There’s a big problem thwarting cybersecurity today and it has to do with people – those at the top specifically, according to Mansur Hasib, a cybersecurity professor at the University System of Maryland.
“Many executives have taken the view that cybersecurity is control of people, limiting people’s use, essentially telling people they are dumb, that they cannot use technology, that their ability to load software on their computers will be disabled,” said Hasib, who wrote the books “Cybersecurity Leadership” and “The Impact of Security Culture on Security Compliance,” and earned a doctorate in cybersecurity from Capital Technology University in Laurel, Md. “Most companies run IT and cybersecurity where IT professionals live in these hallowed halls and they do not share knowledge.”
As part of his doctoral dissertation on cybersecurity in 2013, in fact, Hasib conducted a national study across a wide swath of organizations in the U.S. and found that half of healthcare entities operate IT and cybersecurity efforts through non-IT officers such as the CFO or the chief administrative officer.
Further, one-third of healthcare organizations have no CIO and one-fifth have no plan to hire a CIO anytime soon. He said this is an enormous problem for healthcare cybersecurity today.
Hasib will speak at The HIMSS and Healthcare IT News Privacy & Security Forum, May 11-12, 2016, in Los Angeles, California.
“Anthem, which had the biggest security breach in healthcare, runs IT through its chief administrative officer,” Hasib said. “These executives, with their MBA backgrounds, have no clue about IT and security, so why is this person in charge of it? Yes, they have a CIO, but no real CIO should work for a CFO or CAO. If I am a CIO and I am not reporting directly to the CEO, then I am not a CIO.”
That problem starts in graduate schools, Hasib said, where the lack of focus on IT or cybersecurity is partially responsible for what London Business School researcher and professor Gary Hamel determined, which is that innovation and productivity in the U.S. are half of what they were in 1972.
Individuals and employees, on the other hand, are armed with greater access to technology than they have ever had. Today’s mobile phones and tablets, for instance, effectively democratize IT by putting it in just about everyone’s hands. As a result, the concept of technology run by a privileged few no longer works.

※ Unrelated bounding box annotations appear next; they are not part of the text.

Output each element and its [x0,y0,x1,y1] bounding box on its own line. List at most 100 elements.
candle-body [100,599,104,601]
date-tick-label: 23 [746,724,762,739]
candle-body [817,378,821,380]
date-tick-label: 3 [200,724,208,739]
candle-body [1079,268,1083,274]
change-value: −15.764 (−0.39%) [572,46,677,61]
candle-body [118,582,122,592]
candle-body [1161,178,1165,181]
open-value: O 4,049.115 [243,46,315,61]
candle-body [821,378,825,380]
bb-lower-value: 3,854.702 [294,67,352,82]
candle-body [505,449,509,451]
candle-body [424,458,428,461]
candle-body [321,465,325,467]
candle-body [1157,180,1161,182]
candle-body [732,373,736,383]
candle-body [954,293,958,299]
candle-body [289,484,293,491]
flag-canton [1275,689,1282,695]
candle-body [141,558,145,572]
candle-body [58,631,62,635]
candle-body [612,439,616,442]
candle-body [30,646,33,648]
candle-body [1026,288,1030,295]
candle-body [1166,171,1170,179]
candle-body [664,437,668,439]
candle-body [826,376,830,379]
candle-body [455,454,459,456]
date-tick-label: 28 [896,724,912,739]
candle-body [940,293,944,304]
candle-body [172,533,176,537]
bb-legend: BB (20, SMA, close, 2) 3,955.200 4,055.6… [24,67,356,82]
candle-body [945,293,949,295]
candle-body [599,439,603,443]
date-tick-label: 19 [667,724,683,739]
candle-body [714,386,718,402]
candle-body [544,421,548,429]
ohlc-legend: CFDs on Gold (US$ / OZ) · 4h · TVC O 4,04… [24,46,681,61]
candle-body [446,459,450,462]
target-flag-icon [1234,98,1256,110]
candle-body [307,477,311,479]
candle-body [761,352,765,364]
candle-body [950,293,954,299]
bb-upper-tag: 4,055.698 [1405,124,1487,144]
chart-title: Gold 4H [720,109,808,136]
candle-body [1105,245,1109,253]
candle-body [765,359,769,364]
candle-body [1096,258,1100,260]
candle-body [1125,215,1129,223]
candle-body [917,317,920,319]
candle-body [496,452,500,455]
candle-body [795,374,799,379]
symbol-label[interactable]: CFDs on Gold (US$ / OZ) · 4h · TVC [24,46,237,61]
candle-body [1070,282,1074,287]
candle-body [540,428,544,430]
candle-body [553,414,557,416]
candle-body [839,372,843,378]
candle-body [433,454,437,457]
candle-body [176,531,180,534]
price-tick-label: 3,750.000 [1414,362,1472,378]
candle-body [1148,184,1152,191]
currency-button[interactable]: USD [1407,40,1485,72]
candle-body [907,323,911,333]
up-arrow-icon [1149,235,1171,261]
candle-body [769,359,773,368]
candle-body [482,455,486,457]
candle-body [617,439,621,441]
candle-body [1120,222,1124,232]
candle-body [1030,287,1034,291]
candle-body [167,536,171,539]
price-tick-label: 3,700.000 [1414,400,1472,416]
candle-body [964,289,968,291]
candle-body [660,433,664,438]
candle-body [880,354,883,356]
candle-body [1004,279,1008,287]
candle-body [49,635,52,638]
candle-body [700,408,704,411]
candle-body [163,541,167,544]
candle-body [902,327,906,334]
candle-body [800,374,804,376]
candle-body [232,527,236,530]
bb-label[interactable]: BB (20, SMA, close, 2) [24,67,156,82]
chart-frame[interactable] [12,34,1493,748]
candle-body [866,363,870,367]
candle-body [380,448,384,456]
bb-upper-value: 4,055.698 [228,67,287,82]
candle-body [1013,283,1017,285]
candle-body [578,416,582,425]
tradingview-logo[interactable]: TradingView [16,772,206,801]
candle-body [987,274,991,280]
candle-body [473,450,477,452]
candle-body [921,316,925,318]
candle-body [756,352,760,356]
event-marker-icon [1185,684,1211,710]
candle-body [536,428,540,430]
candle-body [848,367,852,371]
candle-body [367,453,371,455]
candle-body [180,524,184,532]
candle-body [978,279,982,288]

“That’s why there is a massive failure – the trust divide between executives and the common people,” Hasib explained. “Employees realize they do not have access or a role. But the reality is everyone handles data and technology, therefore the ultimate cybersecurity posture of any organization depends on people. Behavior of people determines ultimate success.”
Hasib learned about that massive failure when Anthem breached his own health data. And because of Anthem’s reporting structure, Hasib has a cure to the company’s cybersecurity woes that is blunt. “In order to improve cybersecurity, fire some CEOs,” he said. “If any CEO thinks their CFO can run their IT and cybersecurity, then that CEO does not belong in the CEO role.”

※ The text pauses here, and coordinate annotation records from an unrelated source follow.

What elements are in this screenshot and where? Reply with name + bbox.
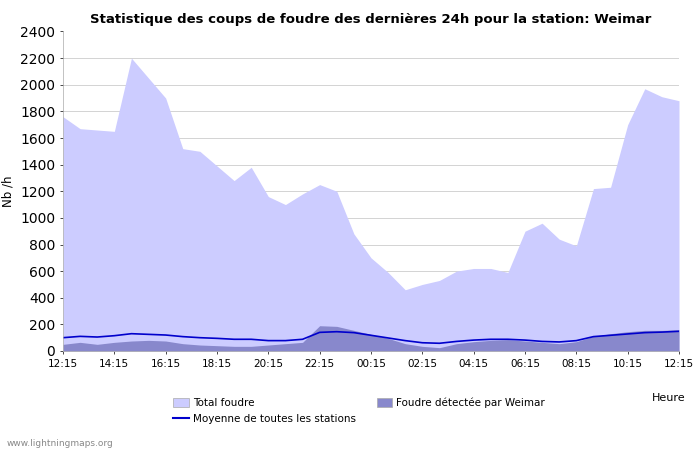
Y-axis label: Nb /h: Nb /h (1, 176, 15, 207)
Text: www.lightningmaps.org: www.lightningmaps.org (7, 439, 113, 448)
Title: Statistique des coups de foudre des dernières 24h pour la station: Weimar: Statistique des coups de foudre des dern… (90, 13, 652, 26)
Legend: Total foudre, Moyenne de toutes les stations, Foudre détectée par Weimar: Total foudre, Moyenne de toutes les stat… (173, 398, 545, 424)
Text: Heure: Heure (652, 392, 685, 403)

Hasib went on to say that the reason there has been such a decline in innovation in America – innovation by employees that is needed to bolster cybersecurity – is because Corporate America has put leaders on an anointed pedestal.
“We think authority is leadership, but it is not – knowledge is leadership,” he said. “Every one of us has some knowledge we can use to guide others in whatever it is we know. Leadership is guiding someone to a purpose, usually where that person wants to go. Management is forcing someone to go where you want that person to go. It is much better to inspire people and lead them to where they want to go.”
As such, any C-suite officer can inspire values in employees throughout an organization, values that in the case of cybersecurity can include, for example, loyalty, trust and innovation.
“A company that does not have the loyalty of the people in its organization will never have cybersecurity,” Hasib said. “Great companies have a culture where they allow people to take risks – and understand innovation by itself has risk.”
Hasib cited as an example a nuclear power plant he studied. Needless to say, safety was a value its leaders promulgated throughout the organization.
“There, safety is the culture,” he explained. “Every employee is incentivized. Their business is based on how many hours they can go without a safety incident. In healthcare, does any organization give incentives for how many days without data loss? You can certainly have a goal of zero data loss, that is easy enough. What if you rewarded people for that? Everything is negative today, and people are not excited about negative stimulus. Leaders should give people incentives and reward innovation.”
Cybersecurity must indeed be about continuous innovation, Hasib added. Without innovation, an organization will never have cybersecurity, and it’s people who create a culture of innovation.